Many people think of mere theism and evolution as incompatible when it is only certain kinds of theism and certain kinds of evolution that are exclusive. For instance, of course atheistic evolution contradicts theism. In evangelical or secular circles, one might still encounter the belief in the concept that all versions of the two are inherently opposed. Each of these respective factions cites inferential or hearsay evidence filtered through subjective persuasion that falls short of logical proof anyway, while often seeming to believe that this evidence is somehow the same as "proof" all along. This post will explore a water-related example of how various scientific correlations do not on their own suggest non-theistic evolution (which would still require theism for there to be an initial cosmos at all) or direct divine creation of life.
Take the dependence of creatures such as humans and horses on water, which the first life on this planet could have hypothetically been formed in. If living things evolved without any divine guidance, then they could only survive using the materials available to them, and thus they would have by necessity adapted to or been constantly dependent on whatever physical environment was already there. Water is present in large quantities on Earth. Some creatures, like roaches or tardigrades or whales, might have a somewhat different relationship to water than humans, so that they can survive for longer without it or live directly inside it; life on Earth would be dependent on water from its beginnings until now all the same.
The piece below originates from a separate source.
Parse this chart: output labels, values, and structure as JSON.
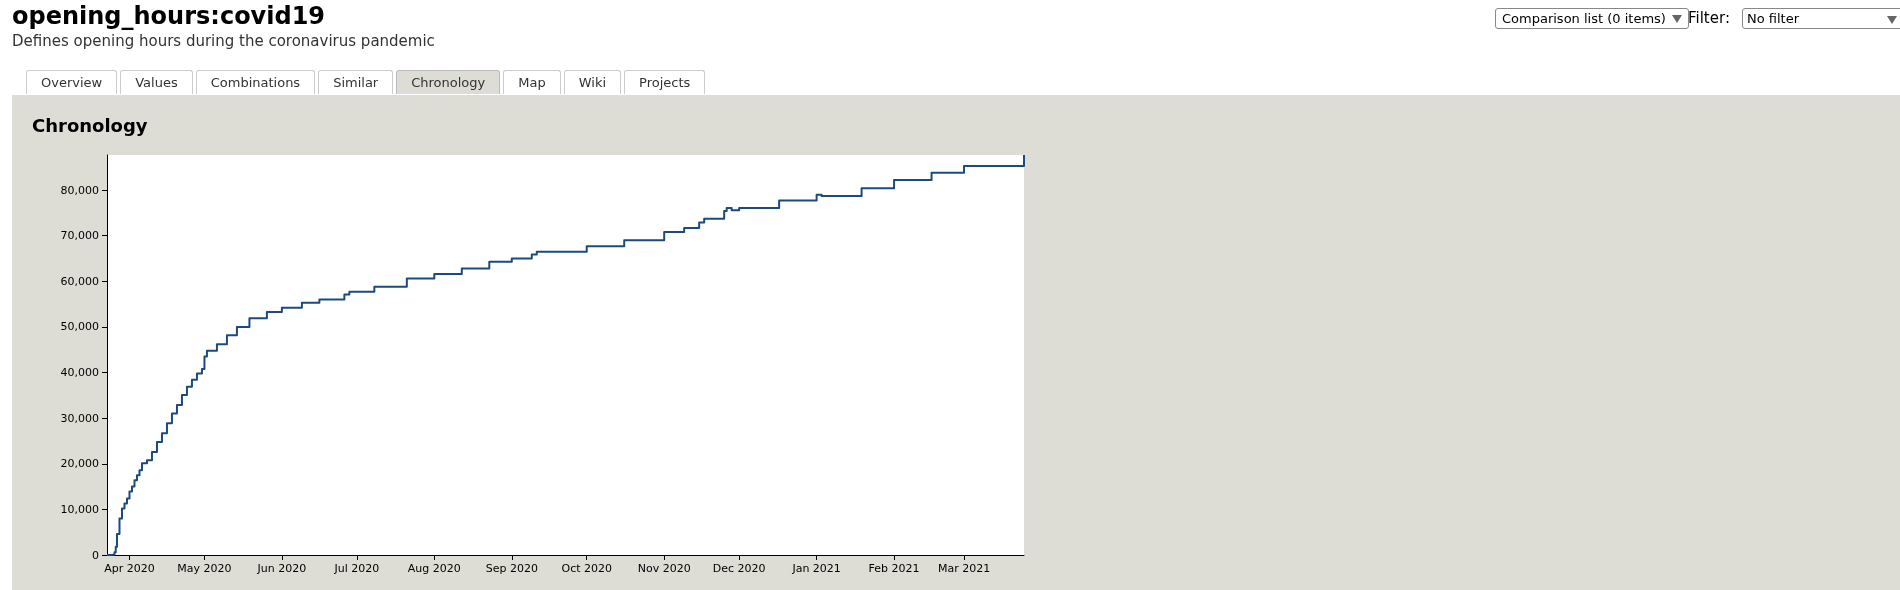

In this context, this would be true because living organisms evolved in contact with water.
If, on the contrary, living things need water because God created them this way, perhaps creating both simultaneously so that there is a biological dependence and fulfillment of that need from the start, then there is still a reliance on water by creatures like humans or deer or wolves. The only difference about the relationship between water and life, if this is true, would be its causal origin and tangential things related to it. However, the need of living things for water is present in either this kind of scenario or the aforementioned alternative. Thus, the connection between water and life is neither evidence nor logical proof for either non-theistic evolution or direct biological creationism. Leaving theistic evolution aside once again, none of this can on its own point towards any one of the two predominant general philosophies one might hear presented as the only two options.
At least one of these is true and the other is false, although theistic evolution is always a third possibility. As if scientific paradigms and broad religious frameworks are not already unprovable given human limitations--the verifiable, basic existence of an uncaused cause is a logical necessity that does not require that any religion is actually true--something like the observed connection between biological life and the water in its environment is ultimately compatible with either of these two origins. Yet, it is the kind of thing a non-theistic evolutionist might think is confirmation of how nature does not need a divine initiation of life, even as a direct creationist would likely think this is proof of a divine designer's intentionality.
Something compatible with two different philosophies does not point to either on its own, and it could not possibly allow for the absolute certainty some treat scientific matters as having one way or another. No scientific matter can ever grant this except on the level that one can know one is experiencing particular natural phenomena, without even having the ability to shed one's sensory perspective to see if the world and extended universe really are the way they appear. It is impossible to perceive them from outside of this subjective vantage point and thus impossible to know if they really are as they seem. With something like the relationship between water and biology on Earth, the subjective observations also do not even provide evidence for anything except the relationship in question. Grander metaphysics cannot be known from this because multiple causal starting points are possible.